After 400 years of colonisation, Dublin, including Killester, was the centre of the Uprising of 1916 and the defeat of the colony. The heritage of Killester regarding the soldiers’ houses can only be evaluated in the context of British colonialism’s rise and fall. Dublin City Council’s ‘heritage sign’ is inadequate and misleading because it lacks this vital context.
John Kelly, Collins Ave, Dublin 5
It was sad to see Mick Clifford join in the widespread gloating at the defeats of Clare Daly and Mick Wallace in the recent elections — ‘Daly and Wallace crashed out due to their weird reinterpretation of ‘peace’'.
In order to belittle and trivialise Daly, he mentions her endorsements from famous entertainers, dismissing them as ‘populist lefties’, whatever that means. He carefully omits the most important endorsement, that of Norman Finkelstein, who for decades has been the most prominent American opponent of Israeli influence on US foreign policy. Finklestein astutely observed that no one could match Daly’s ability to consistently make such cogent arguments in the 90 seconds allowed to MEPs. You would think a journalist would value such an attribute.
Daly’s crime in Clifford’s eyes was in being invited to speak on Russian and Chinese ‘state-run media’. Many would think it a better use of Clifford’s time if he addressed the more pressing issue of why Daly, an internationally known figure, was so rarely seen on our own ‘state-run media’. Would Daly and Wallace be acceptable to Clifford if they were constants on Fox News, Sky or CNN, all privately owned media and consequently renowned for their lack of bias ? (Sadly, in the current climate, I must point out I am being ironic.) Daly and Wallace were invited to speak by the media in the Global South, because they were among the few MEPs who saw the wars in Ukraine and Palestine as the Global South (that is, the most of the world’s population) saw them. Many people, those of a democratic bent, would think that having views shared by the majority was mostly a good thing, and that a greater burden of proof falls on the minority of the world, those who take a pro-US stance on these issues, than on the majority of world opinion which takes an anti-imperialist, anti-US line.

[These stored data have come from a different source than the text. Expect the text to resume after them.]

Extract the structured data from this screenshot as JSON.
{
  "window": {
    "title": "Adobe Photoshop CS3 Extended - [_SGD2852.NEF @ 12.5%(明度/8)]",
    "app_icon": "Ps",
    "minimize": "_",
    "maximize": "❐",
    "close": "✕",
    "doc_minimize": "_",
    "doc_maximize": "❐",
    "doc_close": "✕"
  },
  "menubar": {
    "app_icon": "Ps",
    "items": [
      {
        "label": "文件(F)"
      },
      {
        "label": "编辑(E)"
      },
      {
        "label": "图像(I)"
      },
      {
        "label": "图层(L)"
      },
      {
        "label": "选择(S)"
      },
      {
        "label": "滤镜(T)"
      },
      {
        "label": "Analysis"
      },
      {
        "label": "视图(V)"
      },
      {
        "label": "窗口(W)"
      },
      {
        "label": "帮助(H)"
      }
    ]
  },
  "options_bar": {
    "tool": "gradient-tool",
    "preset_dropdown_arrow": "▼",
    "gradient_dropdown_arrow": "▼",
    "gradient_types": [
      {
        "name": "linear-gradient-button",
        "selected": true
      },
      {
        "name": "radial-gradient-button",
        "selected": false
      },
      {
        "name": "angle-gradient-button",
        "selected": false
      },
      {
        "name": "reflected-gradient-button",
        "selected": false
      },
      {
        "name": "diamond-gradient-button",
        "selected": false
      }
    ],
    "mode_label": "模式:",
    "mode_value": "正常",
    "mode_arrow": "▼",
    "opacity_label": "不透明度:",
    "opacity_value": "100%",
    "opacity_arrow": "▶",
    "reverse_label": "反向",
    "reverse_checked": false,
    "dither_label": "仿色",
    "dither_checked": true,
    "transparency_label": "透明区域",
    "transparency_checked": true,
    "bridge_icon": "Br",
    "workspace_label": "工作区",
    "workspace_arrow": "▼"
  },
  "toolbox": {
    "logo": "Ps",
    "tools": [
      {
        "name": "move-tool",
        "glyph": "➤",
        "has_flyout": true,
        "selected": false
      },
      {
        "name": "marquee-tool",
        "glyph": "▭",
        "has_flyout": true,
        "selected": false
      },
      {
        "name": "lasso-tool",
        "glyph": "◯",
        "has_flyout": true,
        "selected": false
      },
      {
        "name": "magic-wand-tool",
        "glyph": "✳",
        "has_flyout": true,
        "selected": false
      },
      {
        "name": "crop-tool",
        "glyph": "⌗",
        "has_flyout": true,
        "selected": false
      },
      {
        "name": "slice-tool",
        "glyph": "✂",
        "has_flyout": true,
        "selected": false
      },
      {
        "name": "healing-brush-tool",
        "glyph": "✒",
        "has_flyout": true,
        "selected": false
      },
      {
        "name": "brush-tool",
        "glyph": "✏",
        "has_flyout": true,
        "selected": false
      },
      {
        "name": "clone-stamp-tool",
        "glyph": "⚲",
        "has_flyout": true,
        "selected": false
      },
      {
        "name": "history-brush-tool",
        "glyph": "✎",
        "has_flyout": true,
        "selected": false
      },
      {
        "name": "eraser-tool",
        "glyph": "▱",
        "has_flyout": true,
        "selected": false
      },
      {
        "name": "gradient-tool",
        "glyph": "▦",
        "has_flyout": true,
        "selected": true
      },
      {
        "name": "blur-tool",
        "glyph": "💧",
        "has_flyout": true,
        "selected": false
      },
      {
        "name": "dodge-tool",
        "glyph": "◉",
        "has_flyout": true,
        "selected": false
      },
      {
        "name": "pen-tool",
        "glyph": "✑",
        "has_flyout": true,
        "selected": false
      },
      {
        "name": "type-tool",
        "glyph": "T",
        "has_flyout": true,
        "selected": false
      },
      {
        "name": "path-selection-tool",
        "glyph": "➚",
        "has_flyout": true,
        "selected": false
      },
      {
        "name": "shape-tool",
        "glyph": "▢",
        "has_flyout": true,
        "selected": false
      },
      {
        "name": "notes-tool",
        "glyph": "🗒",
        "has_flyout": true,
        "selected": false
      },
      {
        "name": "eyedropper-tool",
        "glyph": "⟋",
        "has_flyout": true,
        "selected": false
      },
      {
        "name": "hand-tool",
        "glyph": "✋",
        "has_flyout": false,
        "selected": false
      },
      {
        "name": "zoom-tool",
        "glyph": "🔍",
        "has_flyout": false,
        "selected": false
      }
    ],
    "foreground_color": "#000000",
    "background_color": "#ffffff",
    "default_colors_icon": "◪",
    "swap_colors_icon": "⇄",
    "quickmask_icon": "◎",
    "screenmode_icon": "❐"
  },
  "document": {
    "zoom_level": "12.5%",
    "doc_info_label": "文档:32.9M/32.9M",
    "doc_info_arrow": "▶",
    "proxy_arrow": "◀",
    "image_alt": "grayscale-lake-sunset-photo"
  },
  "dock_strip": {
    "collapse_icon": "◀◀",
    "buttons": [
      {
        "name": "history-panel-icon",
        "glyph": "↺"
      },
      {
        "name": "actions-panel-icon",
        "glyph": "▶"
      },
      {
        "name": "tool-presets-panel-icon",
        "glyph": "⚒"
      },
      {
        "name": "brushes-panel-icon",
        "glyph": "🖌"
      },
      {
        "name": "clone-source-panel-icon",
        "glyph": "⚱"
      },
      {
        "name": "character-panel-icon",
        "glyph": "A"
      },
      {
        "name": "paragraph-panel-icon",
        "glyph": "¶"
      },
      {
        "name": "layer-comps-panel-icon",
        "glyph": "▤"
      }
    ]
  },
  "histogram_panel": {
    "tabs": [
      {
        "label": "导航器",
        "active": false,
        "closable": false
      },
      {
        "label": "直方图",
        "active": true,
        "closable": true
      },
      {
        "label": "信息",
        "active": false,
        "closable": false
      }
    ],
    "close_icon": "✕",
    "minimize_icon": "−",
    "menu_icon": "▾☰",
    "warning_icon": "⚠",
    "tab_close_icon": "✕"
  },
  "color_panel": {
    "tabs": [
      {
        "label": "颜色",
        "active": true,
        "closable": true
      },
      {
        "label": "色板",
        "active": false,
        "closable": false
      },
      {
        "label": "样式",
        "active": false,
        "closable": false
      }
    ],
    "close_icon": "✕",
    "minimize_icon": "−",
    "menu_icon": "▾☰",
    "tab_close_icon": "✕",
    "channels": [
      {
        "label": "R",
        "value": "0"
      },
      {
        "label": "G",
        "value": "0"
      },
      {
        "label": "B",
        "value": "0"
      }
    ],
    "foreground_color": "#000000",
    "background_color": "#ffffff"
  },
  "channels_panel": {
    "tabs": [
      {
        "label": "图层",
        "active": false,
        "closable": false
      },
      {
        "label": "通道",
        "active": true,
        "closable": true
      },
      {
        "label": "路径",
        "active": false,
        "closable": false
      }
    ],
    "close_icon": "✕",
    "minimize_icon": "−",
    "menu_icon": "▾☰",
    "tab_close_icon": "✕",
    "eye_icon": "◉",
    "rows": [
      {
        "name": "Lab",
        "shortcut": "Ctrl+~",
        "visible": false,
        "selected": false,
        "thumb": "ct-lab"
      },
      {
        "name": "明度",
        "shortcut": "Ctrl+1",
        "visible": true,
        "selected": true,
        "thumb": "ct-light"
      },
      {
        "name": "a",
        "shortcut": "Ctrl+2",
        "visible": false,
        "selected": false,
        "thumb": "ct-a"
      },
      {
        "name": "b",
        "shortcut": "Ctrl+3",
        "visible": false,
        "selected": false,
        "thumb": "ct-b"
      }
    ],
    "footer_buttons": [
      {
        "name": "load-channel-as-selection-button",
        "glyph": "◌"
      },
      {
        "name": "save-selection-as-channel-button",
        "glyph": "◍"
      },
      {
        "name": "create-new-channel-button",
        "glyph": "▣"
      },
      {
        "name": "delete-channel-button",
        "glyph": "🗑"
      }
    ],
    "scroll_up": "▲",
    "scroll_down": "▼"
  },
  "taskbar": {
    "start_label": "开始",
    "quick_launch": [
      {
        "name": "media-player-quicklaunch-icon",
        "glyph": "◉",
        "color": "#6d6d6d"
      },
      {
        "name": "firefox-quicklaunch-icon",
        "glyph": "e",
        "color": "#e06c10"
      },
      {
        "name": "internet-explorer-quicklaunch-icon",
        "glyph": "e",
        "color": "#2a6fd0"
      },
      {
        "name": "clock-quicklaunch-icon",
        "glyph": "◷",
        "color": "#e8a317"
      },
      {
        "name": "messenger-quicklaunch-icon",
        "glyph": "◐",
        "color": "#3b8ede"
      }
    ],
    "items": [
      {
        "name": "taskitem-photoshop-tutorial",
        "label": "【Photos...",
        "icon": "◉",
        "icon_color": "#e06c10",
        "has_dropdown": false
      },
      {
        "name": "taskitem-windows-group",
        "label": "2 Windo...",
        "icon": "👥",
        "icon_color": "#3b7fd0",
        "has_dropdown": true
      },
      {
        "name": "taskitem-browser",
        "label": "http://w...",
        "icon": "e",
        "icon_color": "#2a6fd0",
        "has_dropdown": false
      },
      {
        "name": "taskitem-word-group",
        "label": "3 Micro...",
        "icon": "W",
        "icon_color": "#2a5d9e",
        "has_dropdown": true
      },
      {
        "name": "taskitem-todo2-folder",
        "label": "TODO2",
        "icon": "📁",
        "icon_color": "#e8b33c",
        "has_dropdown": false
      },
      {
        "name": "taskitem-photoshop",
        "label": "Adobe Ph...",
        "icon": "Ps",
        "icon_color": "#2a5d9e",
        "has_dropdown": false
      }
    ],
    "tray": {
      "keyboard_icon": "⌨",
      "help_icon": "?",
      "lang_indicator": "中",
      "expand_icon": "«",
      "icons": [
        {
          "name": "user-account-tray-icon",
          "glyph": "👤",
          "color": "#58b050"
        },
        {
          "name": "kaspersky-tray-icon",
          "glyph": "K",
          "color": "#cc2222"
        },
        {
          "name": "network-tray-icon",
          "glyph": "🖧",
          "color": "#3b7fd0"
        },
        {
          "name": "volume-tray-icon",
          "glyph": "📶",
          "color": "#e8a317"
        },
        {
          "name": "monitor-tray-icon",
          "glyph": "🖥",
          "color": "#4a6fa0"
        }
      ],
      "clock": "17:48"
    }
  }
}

From the time of Frank Aiken in the 1950s Ireland saw itself in a unique position in world affairs, ie, as a Western country that had learned by hard experience that the world had not been improved by the domination of English-speaking nations, as has been the case for the last 250 years, and that the future of civilisation did not rest on the continuation of that dominance, as the US and UK obviously believed. This put us in agreement with most people in the world. Daly and Wallace fearlessly continued in that noble tradition which our elites shamelessly intend to abandon, by hook or by crook.
Unbiased observers suspect they lost because of the interventions of Niall Boylan and Michael McNamara. The vote share of Daly and Wallace declined for the same reason that Sinn Féin’s vote declined. It is the same reason that European left-wing parties are in decline and the reason that Biden will probably lose in November. All are identified with trendy supporters of open borders, which will always be anathema to most working class voters everywhere. It really is that simple. Eventually the left will have to stop denying this reality and start living in the real world — but don’t hold your breath.